PT IPC Terminal Petikemas (IPC TPK) melaporkan total volume arus peti kemas atau throughput sepanjang kuartal I/2026 sebanyak 850.768 TEUs. Tumbuh tipis 0,9% dibandingkan periode yang sama tahun sebelumnya sejumlah 843.187 TEUs.
Corporate Secretary IPC TPK Pramestie Wulandary menyampaikan arus bongkar muat tercatat sebanyak 250.352 TEUs pada periode Maret 2026. Jumlah tersebut terpantau turun sekitar 14% year on year (YoY), dari sebelumnya sebesar 290.923 TEUs.
Segmen domestik menunjukkan tren positif selama periode yang bertepatan dengan Ramadan dan Idulfitri, dengan volume tumbuh 3,5% dari 623.532 TEUs pada Maret 2025 menjadi 645.084 TEUs pada Maret 2026. Sebaliknya, arus peti kemas internasional turun dari 219.655 TEUs pada Maret 2025 menjadi 205.684 TEUs pada Maret 2026.
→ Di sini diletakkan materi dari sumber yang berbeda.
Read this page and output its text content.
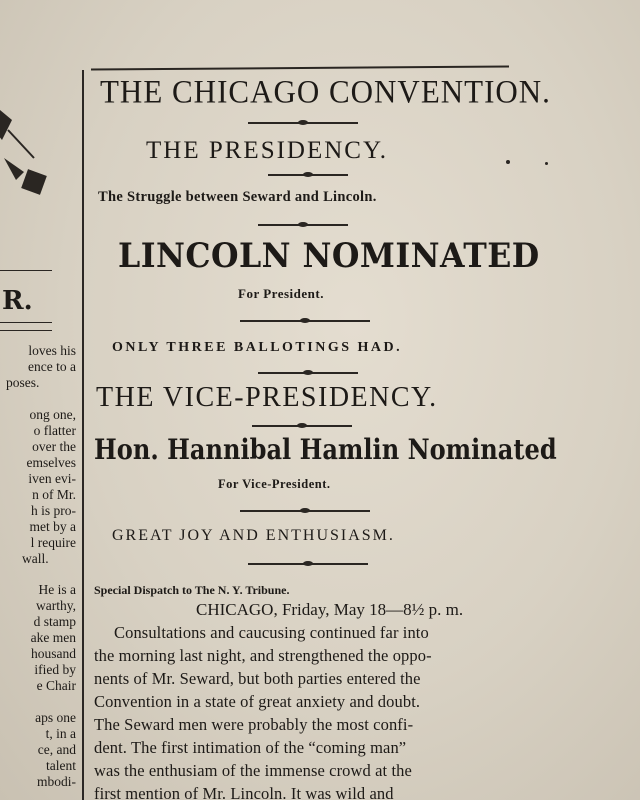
R.
loves his
ence to a
poses.
ong one,
o flatter
over the
emselves
iven evi-
n of Mr.
h is pro-
met by a
l require
wall.
He is a
warthy,
d stamp
ake men
housand
ified by
e Chair
aps one
t, in a
ce, and
talent
mbodi-
THE CHICAGO CONVENTION.
THE PRESIDENCY.
The Struggle between Seward and Lincoln.
LINCOLN NOMINATED
For President.
ONLY THREE BALLOTINGS HAD.
THE VICE-PRESIDENCY.
Hon. Hannibal Hamlin Nominated
For Vice-President.
GREAT JOY AND ENTHUSIASM.
Special Dispatch to The N. Y. Tribune.
CHICAGO, Friday, May 18—8½ p. m.
Consultations and caucusing continued far into
the morning last night, and strengthened the oppo-
nents of Mr. Seward, but both parties entered the
Convention in a state of great anxiety and doubt.
The Seward men were probably the most confi-
dent. The first intimation of the “coming man”
was the enthusiam of the immense crowd at the
first mention of Mr. Lincoln. It was wild and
“Turun sekitar 6,4%, yang dipengaruhi oleh penyesuaian jadwal pelayaran global serta dinamika distribusi barang lintas negara selama periode tersebut,” ujarnya dalam keterangan resmi, Rabu (15/4/2026).
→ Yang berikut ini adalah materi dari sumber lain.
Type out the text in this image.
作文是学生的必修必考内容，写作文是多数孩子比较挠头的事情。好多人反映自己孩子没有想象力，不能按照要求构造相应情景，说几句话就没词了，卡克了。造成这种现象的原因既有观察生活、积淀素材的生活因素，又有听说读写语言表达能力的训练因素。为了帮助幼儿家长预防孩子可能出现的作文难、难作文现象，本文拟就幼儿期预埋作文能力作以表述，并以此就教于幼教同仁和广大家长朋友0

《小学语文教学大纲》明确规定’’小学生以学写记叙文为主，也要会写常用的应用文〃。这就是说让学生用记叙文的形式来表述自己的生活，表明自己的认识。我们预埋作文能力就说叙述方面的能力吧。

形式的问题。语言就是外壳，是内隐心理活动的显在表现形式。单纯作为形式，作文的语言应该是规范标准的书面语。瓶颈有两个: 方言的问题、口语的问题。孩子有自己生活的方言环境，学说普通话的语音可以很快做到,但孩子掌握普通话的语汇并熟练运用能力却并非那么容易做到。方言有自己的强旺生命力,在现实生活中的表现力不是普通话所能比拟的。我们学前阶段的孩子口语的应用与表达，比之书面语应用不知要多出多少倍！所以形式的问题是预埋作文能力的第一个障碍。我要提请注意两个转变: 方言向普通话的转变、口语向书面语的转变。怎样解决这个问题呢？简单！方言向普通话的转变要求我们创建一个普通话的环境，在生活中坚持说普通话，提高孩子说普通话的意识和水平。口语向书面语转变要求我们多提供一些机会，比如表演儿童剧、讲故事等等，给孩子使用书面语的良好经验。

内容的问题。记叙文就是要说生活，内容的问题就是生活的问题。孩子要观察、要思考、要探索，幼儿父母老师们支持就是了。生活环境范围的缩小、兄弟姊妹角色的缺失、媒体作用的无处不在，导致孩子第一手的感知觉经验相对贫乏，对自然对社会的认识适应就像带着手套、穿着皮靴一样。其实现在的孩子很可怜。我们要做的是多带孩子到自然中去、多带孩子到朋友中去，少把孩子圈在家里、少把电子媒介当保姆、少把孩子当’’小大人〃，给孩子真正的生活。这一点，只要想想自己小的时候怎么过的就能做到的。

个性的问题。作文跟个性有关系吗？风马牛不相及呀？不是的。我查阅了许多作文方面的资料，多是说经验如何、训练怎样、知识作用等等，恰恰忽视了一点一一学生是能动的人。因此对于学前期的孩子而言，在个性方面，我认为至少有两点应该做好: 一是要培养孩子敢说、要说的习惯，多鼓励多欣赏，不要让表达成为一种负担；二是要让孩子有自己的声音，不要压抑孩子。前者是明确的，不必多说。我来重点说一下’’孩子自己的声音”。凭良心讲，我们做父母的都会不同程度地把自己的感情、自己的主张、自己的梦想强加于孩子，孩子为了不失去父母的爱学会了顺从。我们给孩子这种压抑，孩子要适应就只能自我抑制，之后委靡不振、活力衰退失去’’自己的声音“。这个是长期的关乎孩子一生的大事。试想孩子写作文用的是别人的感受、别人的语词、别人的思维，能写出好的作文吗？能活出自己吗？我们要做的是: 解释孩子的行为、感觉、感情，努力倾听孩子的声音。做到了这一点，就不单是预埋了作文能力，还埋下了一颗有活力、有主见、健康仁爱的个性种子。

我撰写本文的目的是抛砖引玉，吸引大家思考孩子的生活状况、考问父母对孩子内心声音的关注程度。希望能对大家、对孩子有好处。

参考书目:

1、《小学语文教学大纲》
Meski demikian, Pramestie menyampaikan bahwa capaian ini menunjukkan resiliensi operasional perusahaan di tengah dinamika logistik selama momentum Idulfitri, salah satunya adalah pembatasan angkutan barang guna mendukung kelancaran arus mudik nasional.
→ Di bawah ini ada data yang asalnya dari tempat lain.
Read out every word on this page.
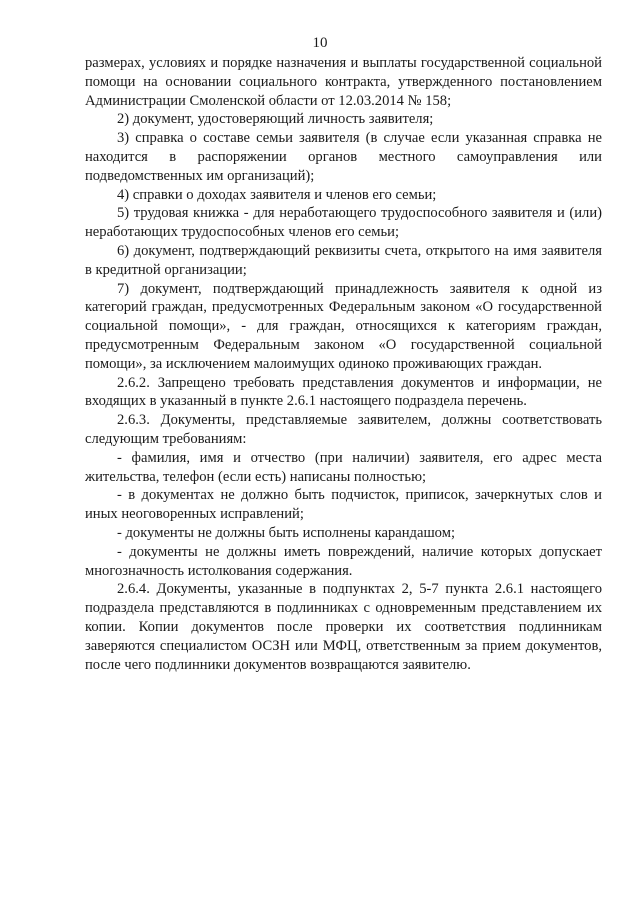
10

размерах, условиях и порядке назначения и выплаты государственной социальной помощи на основании социального контракта, утвержденного постановлением Администрации Смоленской области от 12.03.2014 № 158;

2) документ, удостоверяющий личность заявителя;

3) справка о составе семьи заявителя (в случае если указанная справка не находится в распоряжении органов местного самоуправления или подведомственных им организаций);

4) справки о доходах заявителя и членов его семьи;

5) трудовая книжка - для неработающего трудоспособного заявителя и (или) неработающих трудоспособных членов его семьи;

6) документ, подтверждающий реквизиты счета, открытого на имя заявителя в кредитной организации;

7) документ, подтверждающий принадлежность заявителя к одной из категорий граждан, предусмотренных Федеральным законом «О государственной социальной помощи», - для граждан, относящихся к категориям граждан, предусмотренным Федеральным законом «О государственной социальной помощи», за исключением малоимущих одиноко проживающих граждан.

2.6.2. Запрещено требовать представления документов и информации, не входящих в указанный в пункте 2.6.1 настоящего подраздела перечень.

2.6.3. Документы, представляемые заявителем, должны соответствовать следующим требованиям:

- фамилия, имя и отчество (при наличии) заявителя, его адрес места жительства, телефон (если есть) написаны полностью;

- в документах не должно быть подчисток, приписок, зачеркнутых слов и иных неоговоренных исправлений;

- документы не должны быть исполнены карандашом;

- документы не должны иметь повреждений, наличие которых допускает многозначность истолкования содержания.

2.6.4. Документы, указанные в подпунктах 2, 5-7 пункта 2.6.1 настоящего подраздела представляются в подлинниках с одновременным представлением их копии. Копии документов после проверки их соответствия подлинникам заверяются специалистом ОСЗН или МФЦ, ответственным за прием документов, после чего подлинники документов возвращаются заявителю.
Realisasi ini juga mencerminkan langkah antisipatif perusahaan dalam optimalisasi operasional secara terukur, baik sebelum maupun setelah periode pembatasan logistik.
Beberapa langkah yang diambil mencakup optimalisasi aktivitas bongkar muat menjelang periode pembatasan, serta memastikan percepatan arus barang pascapembatasan berakhir. Strategi ini memungkinkan kami menjaga kelancaran distribusi sekaligus meminimalkan risiko penumpukan di terminal.
IPC TPK juga memastikan adanya sinkronisasi operasional dengan kebijakan nasional terkait pengaturan angkutan barang selama periode Idulfitri. Koordinasi intensif dilakukan bersama regulator dan pemangku kepentingan guna menjaga keseimbangan antara kelancaran logistik dan mobilitas masyarakat.
Secara wilayah, pertumbuhan throughput tercatat merata di sejumlah area operasional IPC TPK, antara lain Area Tanjung Priok yang tumbuh sebesar 1%, Area Pontianak naik sebesar 1,6%, Area Panjang sebesar 2%, serta Area Teluk Bayur menorehkan pertumbuhan tertinggi sebesar 5,3%.
Menurutnya, pertumbuhan tersebut menunjukkan konsistensi kinerja perusahaan dalam mengelola arus barang di berbagai wilayah strategis Indonesia.
“Momentum Idulfitri menjadi peluang bagi kami untuk memperkuat sistem operasional yang adaptif dan terintegrasi. Ke depan, IPC TPK akan terus memperkuat kolaborasi dan perencanaan berbasis data guna memastikan kelancaran logistik nasional serta mendukung pertumbuhan ekonomi Indonesia,” tutup Pramestie.